心筋Tc-99m MIBIあるいはtetrofosminの画像

    [KN: 2010.08.01]

冠動脈多枝病変と高リスクの所見を読む

要点
  • 冠動脈狭窄が2枝あるいは3枝にある場合、常に複数の領域に心筋血流SPECTの異常がでるとは限らず、生理学的に最も虚血の強い領域が主な所見となる。
  • 多枝病変あるいは重症虚血を示唆する副次的所見がある。
 

異常の見られる範囲に注目する

  • 3枝病変の場合でも3枝の冠動脈領域すべてに欠損がでることは稀であり、SPECTでの多枝の検出率は報告にもよるが50-70%である。負荷誘発虚血においては、最大負荷量を規定するのは実際に虚血を起こしている「責任冠動脈」である。また、狭窄の強さが直ちに心筋血流の異常を意味しておらず、心筋SPECTの意義はむしろ生理学的に血流障害の有無や程度を把握することにある。
  • 複数の冠動脈領域に低下または欠損が認められ、虚血性心疾患の臨床的可能性が高い場合は、多枝病変を疑い冠動脈造影が勧められる。
  • 冠動脈造影が施行されている場合や、血行再建、血栓溶解などの治療後は、必ず狭窄所見と心筋血流を併せて評価する。
 

Tl-201洗い出しのび漫性の低下

  • Tl-201負荷の際(再静注法を用いない時)、多枝病変では心筋全体の洗い出しの遅延が認められ、洗い出し率の低下は多枝病変を示唆する。ただし、運動負荷量が少ない場合に洗い出しは低値になるので注意する。
  • 運動負荷Tl-201 SPECTでの洗い出し率の平均は3-4時間で40-50%である。
 

多枝病変あるいは重症虚血のその他の保険

  • Gated SPECTでの壁運動の低下
  • Gated SPECTあるいは心電図同期心プールシンチグラフィ、エコーなどでの駆出分画の低下、壁運動異常の範囲を見る。
  • 心室容積の拡大
  • 非特異的だが、心機能の低下に伴いしばしば認められる。
  • 一過性心内腔拡大
  • 負荷時の一過性拡大は視覚的にも診断できるが、ゲートまたは非ゲートSPECTでの容積算出値が参考になる。SPECTの場合、負荷時容積/安静時容積>1.2(報告により1.12~1.22)が上限となる。

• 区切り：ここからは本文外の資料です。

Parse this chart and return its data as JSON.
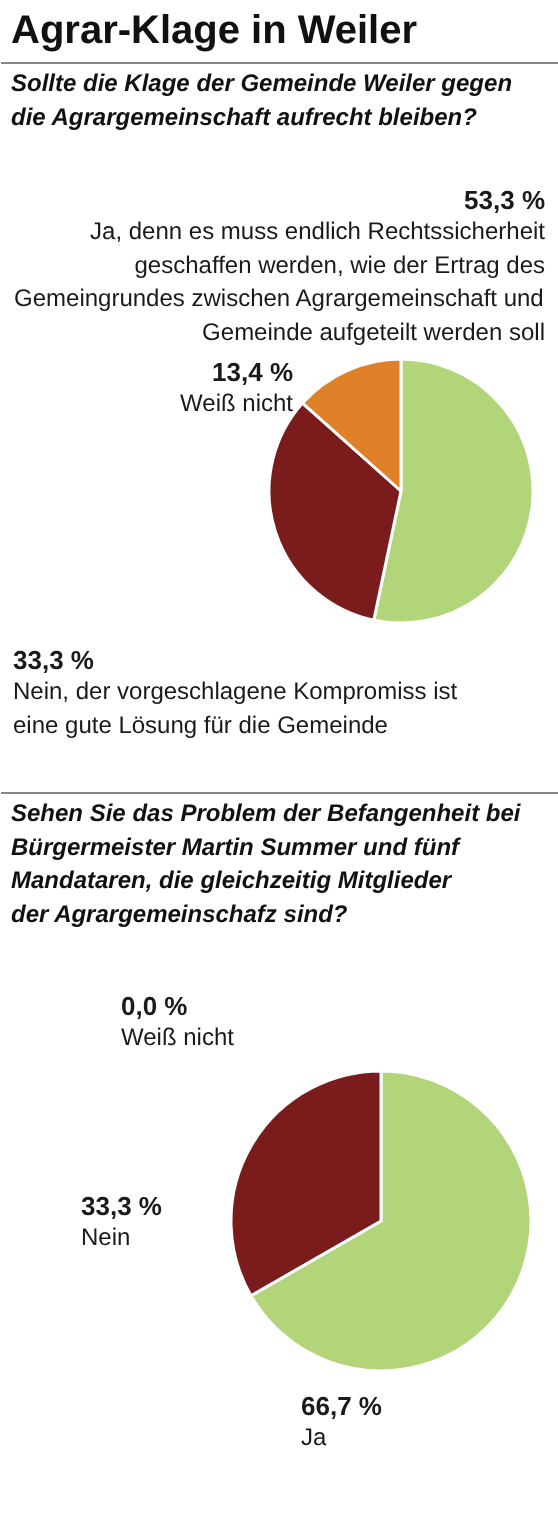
{
  "chart_data": [
    {
      "type": "pie",
      "title": "Agrar-Klage in Weiler",
      "subtitle": "Sollte die Klage der Gemeinde Weiler gegen die Agrargemeinschaft aufrecht bleiben?",
      "categories": [
        "Ja, denn es muss endlich Rechtssicherheit geschaffen werden, wie der Ertrag des Gemeingrundes zwischen Agrargemeinschaft und Gemeinde aufgeteilt werden soll",
        "Nein, der vorgeschlagene Kompromiss ist eine gute Lösung für die Gemeinde",
        "Weiß nicht"
      ],
      "values": [
        53.3,
        33.3,
        13.4
      ],
      "colors": [
        "#b3d57a",
        "#7b1c1c",
        "#e0812a"
      ],
      "value_labels": [
        "53,3 %",
        "33,3 %",
        "13,4 %"
      ]
    },
    {
      "type": "pie",
      "subtitle": "Sehen Sie das Problem der Befangenheit bei Bürgermeister Martin Summer und fünf Mandataren, die gleichzeitig Mitglieder der Agrargemeinschafz sind?",
      "categories": [
        "Ja",
        "Nein",
        "Weiß nicht"
      ],
      "values": [
        66.7,
        33.3,
        0.0
      ],
      "colors": [
        "#b3d57a",
        "#7b1c1c",
        "#e0812a"
      ],
      "value_labels": [
        "66,7 %",
        "33,3 %",
        "0,0 %"
      ]
    }
  ]
}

3枝病変における一過性左室拡大の例:前壁の小範囲の低下がみられるが、負荷と安静での内腔の大きさに注意

 
心基部
心尖部
負荷時
安静時
  • Tl-201での肺集積の増加
  • 安静時の肺集積の増加は、心機能低下、左室内圧上昇による肺のうっ血に伴って認められる。心筋/肺の取り込み比>約0.45を異常と見なす。